Abel melempar ponsel ke kasur lantai yang sudah menipis. Kesal karena selalu diteror dengan penelepon iseng tanpa nama yang hampir tiap waktu menghubunginya. Tak berapa lama dia membuka seluruh pakaian kerja yang membungkus rapi tubuh indahnya, menanggalkannya satu-persatu tanpa merasa ketakutan kalau ada kamera tersembunyi dibalik pintu kamar yang hanya sepetak. Tanpa ragu Abel melesat ke kamar mandi yang letaknya hanya beberapa langkah dari tempatnya berdiri, memunggungi kasur, melewati lemari setinggi kepala, melirik sekilas cermin kecil yang bertengger di atas meja rias sederhana dan tersenyum sebelum mendorong kasar pintu kamar mandi yang tak berdosa. Seharusnya benda penyekat itu tidak terpasang disana dan menghalangi jalannya.
Koq gak diangkat? Abel memelototi tangan kirinya yang memegang ponsel sementara tangan kanannya belepotan sambal pecel lele. Dia membaca sms itu dengan kesal. “Dasar teroris!!!” Gerutunya sebal.

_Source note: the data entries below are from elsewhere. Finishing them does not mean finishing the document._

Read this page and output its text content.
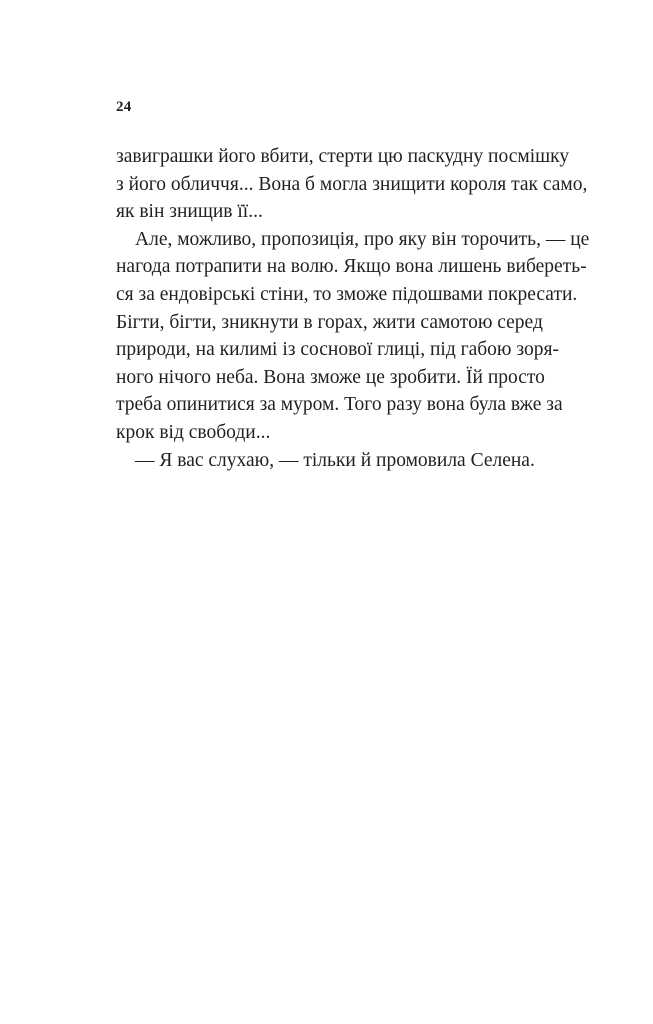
24
завиграшки його вбити, стерти цю паскудну посмішку
з його обличчя... Вона б могла знищити короля так само,
як він знищив її...
Але, можливо, пропозиція, про яку він торочить, — це
нагода потрапити на волю. Якщо вона лишень вибереть-
ся за ендовірські стіни, то зможе підошвами покресати.
Бігти, бігти, зникнути в горах, жити самотою серед
природи, на килимі із соснової глиці, під габою зоря-
ного нічого неба. Вона зможе це зробити. Їй просто
треба опинитися за муром. Того разу вона була вже за
крок від свободи...
— Я вас слухаю, — тільки й промовила Селена.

“Kamu tahu ini jam berapa?” Laki-laki itu berkacak pinggang. “Apa kamu ingin saya mencari sekretaris baru?” Abel menciut di hadapan orang yang sejak hari ini akan menjadi daftar manager di perusahaan yang paling di takutinya.
Abel memang mengalami masalah dengan bangun pagi. Ibu yang membangunkannya dulu, sebelum beliau meninggal beberapa tahun silam. Sedangkan ayahnya, entah ada dimana. Abel tak pernah berharap akan bertemu laki-laki itu semenjak ia meninggalkan Abel dan ibunya. Karenanya ia mengadu nasib ke kota ini. “Maaf Pak…” Jawabnya tak digubris. Atasannya itu malah mengatakan kalimat cacian lain yang membuat Abel makin gemetaran. Kemudian meminta maaf sekali lagi dan menjauh dari hadapan laki-laki itu. Dia sangat sadar kalau itu hal yang tidak sopan, namun dia akan lebih dimaki lagi kalau sampai meeting terlambat. Lebih cepat lebih baik.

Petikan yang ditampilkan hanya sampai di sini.